FTN13: FutoIn Secure Vault
Version: 0.DV3
Date: 2018-01-15
Copyright: 2014-2018 FutoIn Project (http://futoin.org)
Authors: Andrey Galkin

v0.3 - 2018-02-12 - Andrey Galkin
- CHANGED: revised futoin.secvault.keys iface
v0.2 - 2018-01-15 - Andrey Galkin
- NEW: interface definitions & extended concept
v0.1 - 2014-09-26 - Andrey Galkin
- Initial draft

1. Intro

It is not a new concept, but standardization of higher level interface for Host Security Modules and similar pure software or hardware components.

The main idea is that critical sensitive data is accessible only to a small peace of software/hardware effectively limiting scope of source code, hardware design and/or infrastructure required to be audited for security issues in first place.
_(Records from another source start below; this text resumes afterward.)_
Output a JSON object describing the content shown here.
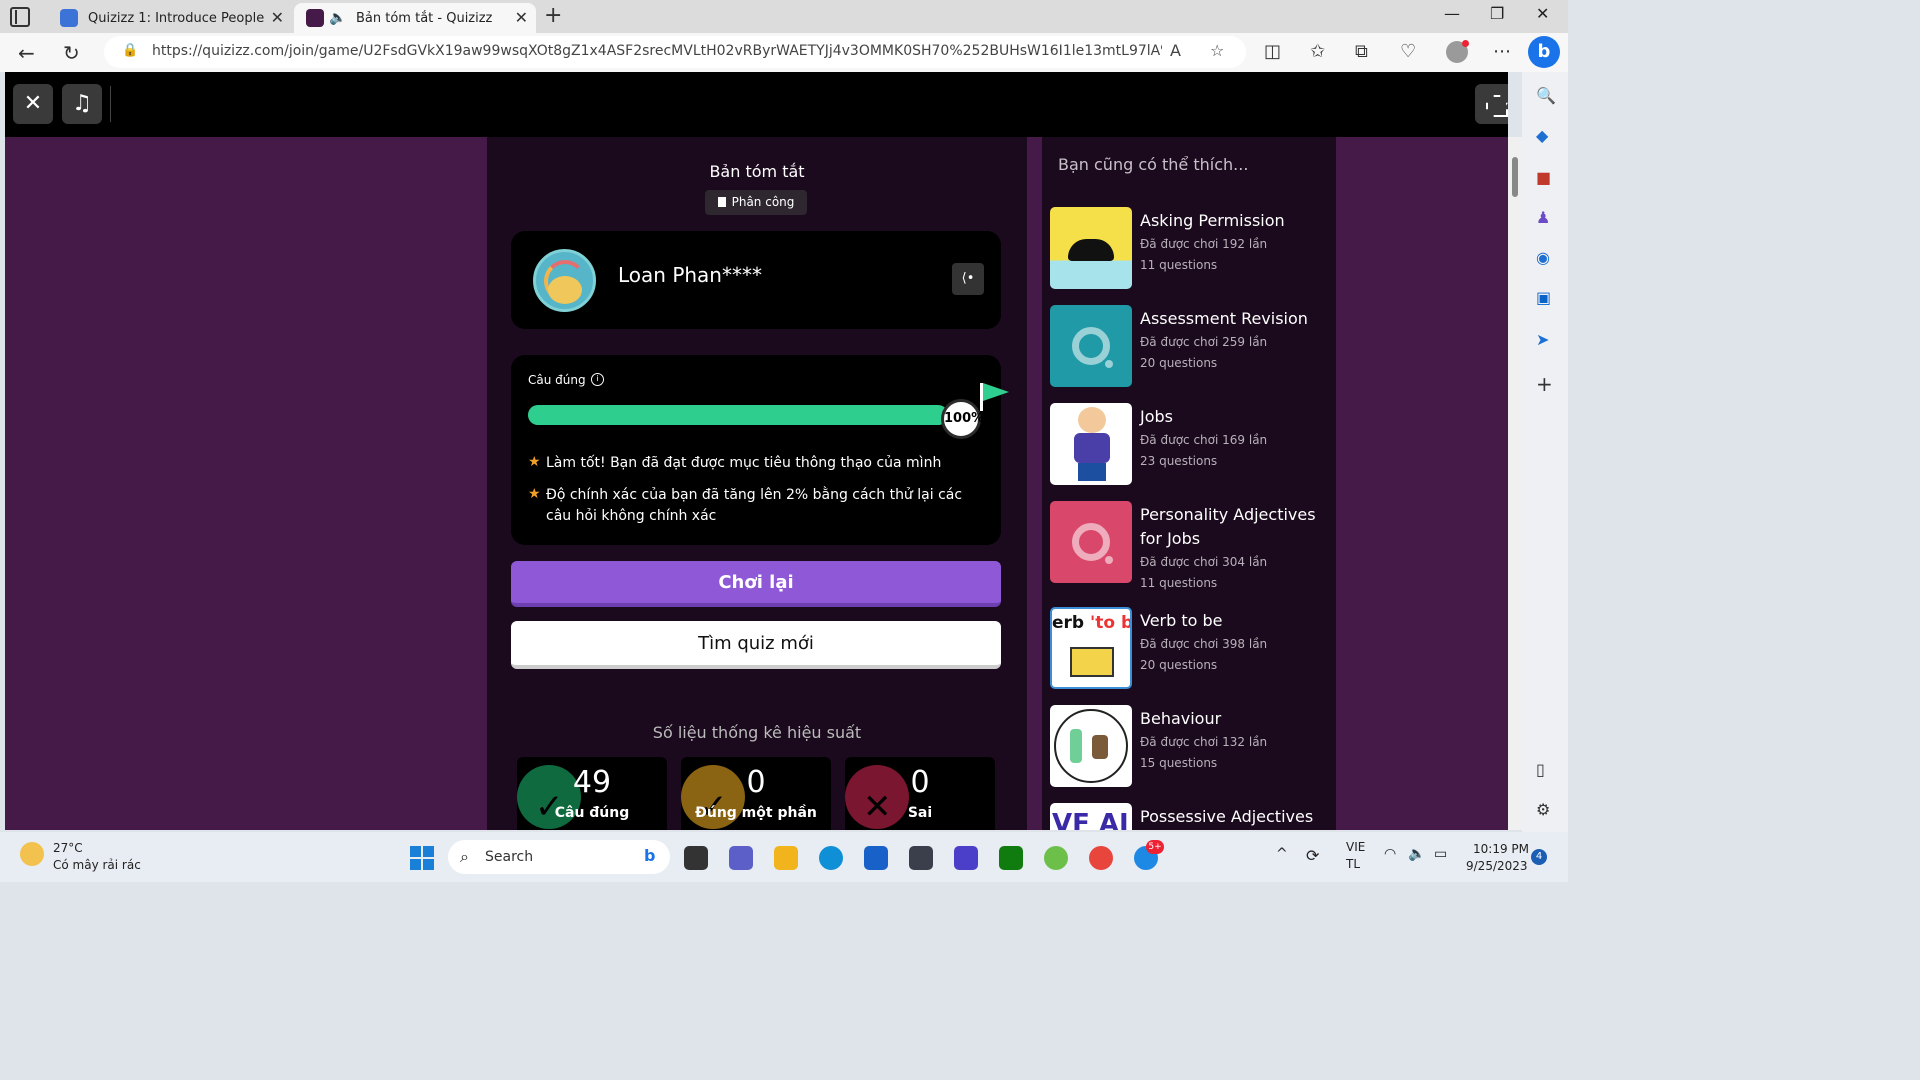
{
  "browser": {
    "tabs": [
      {
        "title": "Quizizz 1: Introduce People",
        "active": false
      },
      {
        "title": "Bản tóm tắt - Quizizz",
        "active": true
      }
    ],
    "url": "https://quizizz.com/join/game/U2FsdGVkX19aw99wsqXOt8gZ1x4ASF2srecMVLtH02vRByrWAETYJj4v3OMMK0SH70%252BUHsW16I1le13mtL97lA%253D%253..."
  },
  "summary": {
    "title": "Bản tóm tắt",
    "assignment_label": "Phân công",
    "user_name": "Loan Phan****",
    "accuracy_label": "Câu đúng",
    "accuracy_percent": 100,
    "accuracy_text": "100%",
    "bullets": [
      "Làm tốt! Bạn đã đạt được mục tiêu thông thạo của mình",
      "Độ chính xác của bạn đã tăng lên 2% bằng cách thử lại các câu hỏi không chính xác"
    ],
    "replay_label": "Chơi lại",
    "find_label": "Tìm quiz mới",
    "stats_title": "Số liệu thống kê hiệu suất",
    "stats": [
      {
        "value": "49",
        "label": "Câu đúng",
        "color": "#0f6b3f"
      },
      {
        "value": "0",
        "label": "Đúng một phần",
        "color": "#8a6412"
      },
      {
        "value": "0",
        "label": "Sai",
        "color": "#7a1630"
      }
    ]
  },
  "recommendations": {
    "title": "Bạn cũng có thể thích...",
    "items": [
      {
        "name": "Asking Permission",
        "played": "Đã được chơi 192 lần",
        "questions": "11 questions"
      },
      {
        "name": "Assessment Revision",
        "played": "Đã được chơi 259 lần",
        "questions": "20 questions"
      },
      {
        "name": "Jobs",
        "played": "Đã được chơi 169 lần",
        "questions": "23 questions"
      },
      {
        "name": "Personality Adjectives for Jobs",
        "played": "Đã được chơi 304 lần",
        "questions": "11 questions"
      },
      {
        "name": "Verb to be",
        "played": "Đã được chơi 398 lần",
        "questions": "20 questions"
      },
      {
        "name": "Behaviour",
        "played": "Đã được chơi 132 lần",
        "questions": "15 questions"
      },
      {
        "name": "Possessive Adjectives",
        "played": "",
        "questions": ""
      }
    ]
  },
  "taskbar": {
    "temperature": "27°C",
    "weather": "Có mây rải rác",
    "search_label": "Search",
    "language": "VIE",
    "layout": "TL",
    "time": "10:19 PM",
    "date": "9/25/2023",
    "notifications": "4",
    "zalo_badge": "5+"
  }
}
Most flaws in other software parts of larger project should have less impact on sensitive data disclosure.

Critical sensitive data: private or shared cryptography secrets, keys for tokenization of data, etc.

2. Concept

Secure Vault (SV) is assumed to be a FutoIn service with the following characteristics:

Sensitive data must never get exposed outside of service in unencrypted form.
- However, it may be allowed to expose it for performance reasons, if it does not jeopardize not related security scopes.
All sensitive data stored externally must be encrypted and decrypted inside the SV itself.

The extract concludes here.